[no longer at ease]
We returned to our places, these kingdoms
But no longer at ease here, in the old dispensation
With an alien people clutching their gods. -T.S. Eliot
I.
after Chinua Achebe
i’m no longer at ease
when they harass us on the street;
i’m no longer at ease
when we must quicken our feet;
i’m no longer at ease
when we are profiled and searched;
i’m no longer at ease
when fear made our senses perched;
i’m no longer at ease
when officers threaten with “joy rides”;
i’m no longer at ease
when they arrested my brother before my eyes;
i’m no longer at ease
for our flood crystals become weapons;
i’m no longer at ease
for they got to teach us a lesson;
i’m no longer at ease
for even our breath is an unknown threat;
i’m no longer at ease
when they, with candle wax, trace our silhouette;
i’m no longer at ease
when they desecrated our family tree;
i’m no longer at ease
when we can’t even say, “zenjua ki”;
i’m no longer at ease
when i’m cleaned and washed for the bier;
i’m no longer at ease
for my voice is no longer here;
i’m no longer at ease
for when have we ever known ease?
i’m no longer at ease
for when will love come in ease for me?
II.
after Alejandro Jimenez
to be at ease in this country of ours,
we speak and comprehend fluently
multiple different languages. We call
it code switching, and dedicate time
to modulating our voices to fit
stupendously into cookie cutter
molds devoid of all minor feelings.
that to find validity in our character
we must speak the language of patriarchy,
inferiority, and other complexes derivative
of our identities.

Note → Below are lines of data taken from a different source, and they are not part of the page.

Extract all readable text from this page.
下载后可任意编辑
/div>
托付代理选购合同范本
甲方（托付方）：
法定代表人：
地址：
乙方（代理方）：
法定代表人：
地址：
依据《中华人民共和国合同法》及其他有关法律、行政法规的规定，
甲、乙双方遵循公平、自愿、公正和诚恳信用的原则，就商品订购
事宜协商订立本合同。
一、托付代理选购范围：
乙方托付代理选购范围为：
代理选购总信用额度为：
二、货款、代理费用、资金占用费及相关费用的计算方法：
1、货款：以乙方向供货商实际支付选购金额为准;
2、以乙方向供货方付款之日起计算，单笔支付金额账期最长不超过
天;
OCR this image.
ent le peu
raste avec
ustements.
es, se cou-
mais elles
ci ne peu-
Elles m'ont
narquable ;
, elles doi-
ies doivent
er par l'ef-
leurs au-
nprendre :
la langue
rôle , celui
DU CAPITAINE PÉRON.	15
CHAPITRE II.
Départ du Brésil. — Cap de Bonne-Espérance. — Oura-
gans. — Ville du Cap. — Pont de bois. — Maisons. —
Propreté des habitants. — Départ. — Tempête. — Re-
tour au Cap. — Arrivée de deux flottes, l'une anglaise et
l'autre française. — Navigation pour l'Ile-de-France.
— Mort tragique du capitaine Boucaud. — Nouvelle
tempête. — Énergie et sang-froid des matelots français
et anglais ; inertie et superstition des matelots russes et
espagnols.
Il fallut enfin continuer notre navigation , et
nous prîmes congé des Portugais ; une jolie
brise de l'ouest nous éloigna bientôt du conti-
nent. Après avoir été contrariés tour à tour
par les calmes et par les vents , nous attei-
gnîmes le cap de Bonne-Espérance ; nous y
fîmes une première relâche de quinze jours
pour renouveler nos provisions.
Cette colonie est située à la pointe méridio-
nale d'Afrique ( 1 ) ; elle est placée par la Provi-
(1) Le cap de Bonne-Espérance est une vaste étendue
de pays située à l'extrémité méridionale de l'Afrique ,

We are taught to define our
sense self from bare knuckle boxing in school
yards and suppressing our flood crystals
for that too will only draw more sharks.
we question ourselves daily on this land
that used to be ours, one way or another,
how we lost our art of storytelling?
For when did our voices and multifaceted
narratives become singular? when did we
forget how to speak the loving language
passed on from our ancestors? where did
love float to when we are no longer
farolas iluminando cuentos y historias
en nuestras calles? how were our voices
silenced without remorse and any further
interrogation about the dead air?
i want know what we do with
this time and moment we share in
which our bodies and souls can
fade in oblation and distant memory?
i want to pull from my quiver
of arrows and arch my bow towards
the sky. Why? because I am Otomi and,
i will keep our forbidden love song alive
within the crevices of my heart
and the depths of my soul. why must we
forget our universal language, that love
begets love into human existence
as i quiver from her loving touches
and caress of my back; i can’t help
but feel uneasy when i sometimes switch
from love to not love within seconds.
that due to being chicano and native
that i must modulate my voice
into a shotgun and become a minefield
of contradictions. Yet,i desire to not treat
my heart as a ticking time bomb, and make
my tears not grenades but cries for
revolution and peace within my community.
Because truthfully, how did we learn to
confused passionate lover affairs for
violence? When did we learn to believe
that patriarchy will fill the void
that only love can fill? I want to know
our destiny, oh country of ours, when we
are no longer just spicy anchor babies?
i desire knowledge of how mis manos de piedra
can become nurturing hands painting pictures
with my nieces and nephews? i want my breath
to be a liberating lullaby that soothes my
future children’s cries. for I’m not longer
at ease here, in this distant land
where we must always do a brave thing,
where all the stakes are stacked against us.
For no longer can we sit silently and bear witness
to our beloved brutalized by someone’s or our own
mechanisms. for as alejandro said, let us
choose to do instead the most rebellious
act of them all; let us love ourselves.